ApsaraMQ for Kafka provides the real-time diagnostics feature to regularly check for risks on instances. This feature allows you to view issues that are detected, provides fix suggestions, and notifies relevant contacts of the detected risks.
How the feature works
Alert notifications
Alert notifications are sent only for risks that require immediate attention and adversely affect your instance.
If no alert contact is specified, alert notifications are sent to the owner of the Alibaba Cloud account to which the instance belongs.
If an alert contact is specified, alert notifications are sent to the specified alert contact. An alert notification can be received only if the alert notification is sent within the time range that you specified for receiving alert notifications. For more information, see Manage alert contacts.
Check items
If risks are detected on an instance, refer to the suggestions provided in the ApsaraMQ for Kafka console to fix the risks.
Resource type | Metric name |
CPU and memory | CPU Utilization (%) |
Memory Usage (%) | |
TCP connection | TCP Connections |
Public TCP Connections | |
Disk | Disk Skew |
Disk Usage | |
Disk Load Rate | |
Topic | Message Production Duration |
Producer Message Disk Storage Duration | |
Producer Message Queuing Duration | |
Producer Message Throttling Duration | |
Producer Message Format Conversion Duration | |
Topic Quota | |
Topic Format Conversion | |
Synchronous Transmission | |
Fragmented Transmission | |
Single-partition Topic | |
Topic Skew | |
Production Traffic | |
Partition Quota | |
Partition Assignment Strategy | |
Group | Consumer Message Receiving Duration |
Consumer Message Queuing Duration | |
Consumer Message Disk Read Duration | |
Consumer Message Disk Read Duration | |
Consumer Message Format Conversion Duration | |
Group Quota | |
Consumption Traffic | |
Subscriptions | |
Minor Version Upgrade for Servers | |
Consumer Offset Committing Frequency | |
Groups with Rebalancing Triggered | |
Consumer Proactively Leave Queue | |
Go Clients with Sarama Library |
Procedure
Log on to the ApsaraMQ for Kafka console. In the Resource Distribution section of the Overview page, select the region where the ApsaraMQ for Kafka instance that you want to manage resides.
On the Instances page, click the name of the instance that you want to manage.
On the Instance Details page, click the Instance Risks tab.
On the Instance Risks tab, view the risks that are detected on the instance.
Parameter
Description
Example
Risk Type
The risk description.
Group with Long Consumption Time
Metric Level
The risk level. Valid values:
Repair Required
Important
General
Important
Risk Status
The risk status based on which you can check the health status of the instance. Valid values:
To Be Fixed
Fixed
To Be Fixed
Time of Last Alert
The most recent time when the risk was detected.
2022-03-31
Actions
The actions that can be performed on the risk.

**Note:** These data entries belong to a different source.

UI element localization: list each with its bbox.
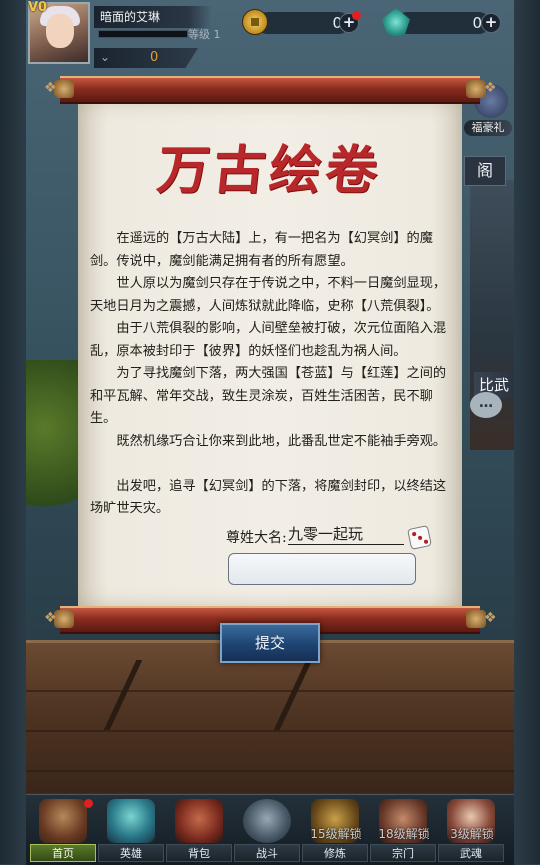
rod-tip-icon: ❖ bbox=[44, 610, 57, 626]
nav-cultivate[interactable]: 15级解锁 修炼 bbox=[302, 795, 368, 865]
story-paragraph: 既然机缘巧合让你来到此地，此番乱世定不能袖手旁观。 bbox=[116, 433, 447, 449]
story-paragraph: 为了寻找魔剑下落，两大强国【苍蓝】与【红莲】之间的和平瓦解、常年交战，致生灵涂炭… bbox=[90, 366, 447, 426]
coin-icon bbox=[242, 9, 268, 35]
notification-dot bbox=[84, 799, 93, 808]
notification-dot bbox=[352, 11, 361, 20]
avatar-face bbox=[46, 14, 74, 48]
story-text: 在遥远的【万古大陆】上，有一把名为【幻冥剑】的魔剑。传说中，魔剑能满足拥有者的所… bbox=[90, 228, 456, 521]
nav-label: 宗门 bbox=[370, 844, 436, 862]
chevron-down-icon: ⌄ bbox=[100, 50, 111, 64]
coin-bar: 0 bbox=[256, 12, 350, 34]
background-trees bbox=[26, 360, 86, 530]
bottom-nav: 首页 英雄 背包 战斗 15级解锁 修炼 18级解锁 宗门 3级解锁 武魂 bbox=[26, 794, 514, 865]
nav-sect[interactable]: 18级解锁 宗门 bbox=[370, 795, 436, 865]
battle-icon bbox=[243, 799, 291, 843]
pavilion-button[interactable]: 阁 bbox=[464, 156, 506, 186]
nav-label: 战斗 bbox=[234, 844, 300, 862]
rod-knob bbox=[54, 80, 74, 98]
story-paragraph: 世人原以为魔剑只存在于传说之中，不料一日魔剑显现，天地日月为之震撼，人间炼狱就此… bbox=[90, 276, 447, 314]
nav-label: 英雄 bbox=[98, 844, 164, 862]
vip-badge: V0 bbox=[28, 0, 48, 15]
name-input[interactable] bbox=[228, 553, 416, 585]
nav-home[interactable]: 首页 bbox=[30, 795, 96, 865]
xp-bar bbox=[98, 30, 188, 38]
gift-label[interactable]: 福豪礼 bbox=[464, 120, 512, 136]
dice-icon[interactable] bbox=[407, 525, 432, 550]
bag-icon bbox=[175, 799, 223, 843]
generated-name: 九零一起玩 bbox=[288, 524, 404, 545]
scroll-title: 万古绘卷 bbox=[154, 140, 385, 201]
nav-battle[interactable]: 战斗 bbox=[234, 795, 300, 865]
home-icon bbox=[39, 799, 87, 843]
rod-knob bbox=[466, 80, 486, 98]
rod-tip-icon: ❖ bbox=[44, 80, 57, 96]
ship-plank bbox=[26, 730, 514, 732]
submit-button[interactable]: 提交 bbox=[220, 623, 320, 663]
power-value: 0 bbox=[150, 50, 159, 65]
chat-icon[interactable]: … bbox=[470, 392, 502, 418]
player-name: 暗面的艾琳 bbox=[94, 6, 212, 28]
nav-label: 武魂 bbox=[438, 844, 504, 862]
right-frame bbox=[514, 0, 540, 864]
hero-icon bbox=[107, 799, 155, 843]
player-level: 等级 1 bbox=[188, 28, 221, 41]
rod-tip-icon: ❖ bbox=[484, 80, 497, 96]
nav-bag[interactable]: 背包 bbox=[166, 795, 232, 865]
ship-plank bbox=[26, 690, 514, 692]
unlock-hint: 3级解锁 bbox=[450, 827, 494, 841]
nav-soul[interactable]: 3级解锁 武魂 bbox=[438, 795, 504, 865]
nav-label: 背包 bbox=[166, 844, 232, 862]
rod-knob bbox=[54, 610, 74, 628]
story-paragraph: 由于八荒俱裂的影响，人间壁垒被打破，次元位面陷入混乱，原本被封印于【彼界】的妖怪… bbox=[90, 321, 447, 359]
nav-heroes[interactable]: 英雄 bbox=[98, 795, 164, 865]
rod-knob bbox=[466, 610, 486, 628]
story-paragraph: 出发吧，追寻【幻冥剑】的下落，将魔剑封印，以终结这场旷世天灾。 bbox=[90, 478, 447, 517]
gem-bar: 0 bbox=[396, 12, 490, 34]
left-frame bbox=[0, 0, 26, 864]
add-gems-button[interactable]: + bbox=[481, 13, 501, 33]
nav-label: 修炼 bbox=[302, 844, 368, 862]
scroll-top-rod bbox=[60, 76, 480, 104]
ship-plank bbox=[26, 770, 514, 772]
rod-tip-icon: ❖ bbox=[484, 610, 497, 626]
story-paragraph: 在遥远的【万古大陆】上，有一把名为【幻冥剑】的魔剑。传说中，魔剑能满足拥有者的所… bbox=[90, 231, 433, 269]
nav-label: 首页 bbox=[30, 844, 96, 862]
name-label: 尊姓大名: bbox=[226, 530, 287, 546]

Details: View the risk details and fix suggestions.
In the Actions column of the risk, click Details.
Modify Alert Status: After the risk is fixed, you can set the status of the risk to Fixed. If the risk is not fixed, you can ignore the risk for the next 30 days.
In the Actions column of the risk, click Modify Alert Status.
NoteAfter a risk is fixed, the system no longer sends alert notifications for the same risk within seven days. After the seven-day period elapses, the system sends alert notifications for the same risk.
Delete: After the risk is fixed and the status of the risk is changed to Fixed, you can delete the risk.
In the Actions column of the risk, click Delete.
Note: After you select Fixed for the risk status, alerts can be generated again due to causes such as dirty data not cleared in real time. To avoid such issues, we recommend that you wait seven days before you delete the risk.
None
References
For information about frequently asked questions (FAQ) about instances, see FAQ.